A leading defence academic has claimed an independent Scotland would have to go “begging and borrowing” to maintain a military.
Professor Malcolm Chalmers, research director of the Royal United Services Institute, made the assertion as MPs convened an inquiry into how leaving the UK would impact Scotland’s defence capabilities.
The Defence Select Committee will hear evidence from a range of experts on all sides of the debate. In addition to Professor Chalmers, the inquiry also took evidence from retired Lt Col Stuart Crawford.
The SNP insists an independent country could provide a functioning Scottish Defence Force based on conventional capabilities and without the Trident nuclear deterrent which the party opposes.
However, Professor Chalmers issued a note of scepticism, telling MPs: "This is not going to be a matter of simply inheriting some assets and putting them straight out into the field. I imagine in this scenario in an independent Scotland, it would be begging and borrowing and leasing assets all over the place."

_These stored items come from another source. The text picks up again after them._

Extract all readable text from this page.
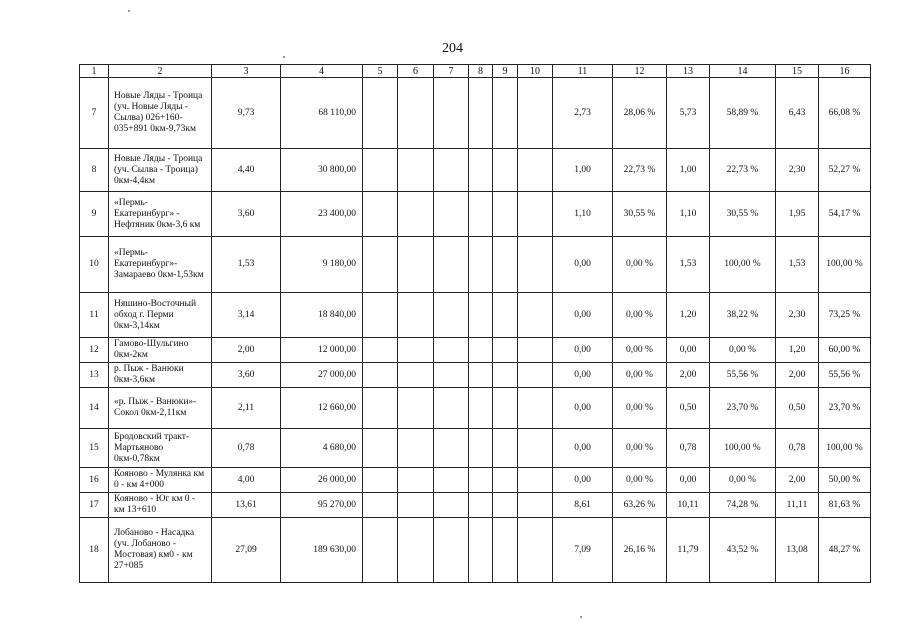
204
1	2	3	4	5	6	7	8	9	10	11	12	13	14	15	16
7	Новые Ляды - Троица (уч. Новые Ляды - Сылва) 026+160-035+891 0км-9,73км	9,73	68 110,00							2,73	28,06 %	5,73	58,89 %	6,43	66,08 %
8	Новые Ляды - Троица (уч. Сылва - Троица) 0км-4,4км	4,40	30 800,00							1,00	22,73 %	1,00	22,73 %	2,30	52,27 %
9	«Пермь-Екатеринбург» - Нефтяник 0км-3,6 км	3,60	23 400,00							1,10	30,55 %	1,10	30,55 %	1,95	54,17 %
10	«Пермь-Екатеринбург»-Замараево 0км-1,53км	1,53	9 180,00							0,00	0,00 %	1,53	100,00 %	1,53	100,00 %
11	Няшино-Восточный обход г. Перми 0км-3,14км	3,14	18 840,00							0,00	0,00 %	1,20	38,22 %	2,30	73,25 %
12	Гамово-Шульгино 0км-2км	2,00	12 000,00							0,00	0,00 %	0,00	0,00 %	1,20	60,00 %
13	р. Пыж - Ванюки 0км-3,6км	3,60	27 000,00							0,00	0,00 %	2,00	55,56 %	2,00	55,56 %
14	«р. Пыж - Ванюки»-Сокол 0км-2,11км	2,11	12 660,00							0,00	0,00 %	0,50	23,70 %	0,50	23,70 %
15	Бродовский тракт-Мартьяново 0км-0,78км	0,78	4 680,00							0,00	0,00 %	0,78	100,00 %	0,78	100,00 %
16	Кояново - Мулянка км 0 - км 4+000	4,00	26 000,00							0,00	0,00 %	0,00	0,00 %	2,00	50,00 %
17	Кояново - Юг км 0 - км 13+610	13,61	95 270,00							8,61	63,26 %	10,11	74,28 %	11,11	81,63 %
18	Лобаново - Насадка (уч. Лобаново - Мостовая) км0 - км 27+085	27,09	189 630,00							7,09	26,16 %	11,79	43,52 %	13,08	48,27 %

The SNP has yet to publish a blueprint for its post-independence defence plans but the party has said it would “co-operate” with allies in Northern Europe. That would include working with Nato but outwith its military structure because party policy remains opposed to the common defence alliance.
Professor Chalmers added: "To me that's the easier route for Scotland to take. If it were to take a route which involved not being a member of Nato and refusing co-operation with its neighbours, then it would be more vulnerable."
The Nationalists have dismissed the inquiry as “partisan” because no SNP MPs sit on the Defence Committee. The party has asserted that Scotland invests more in the UK's armed forces than it enjoys in return, a point supported by Lt Col Stuart Crawford and set to be probed by the inquiry.
A report outlining the findings of the committee is expected in 2013.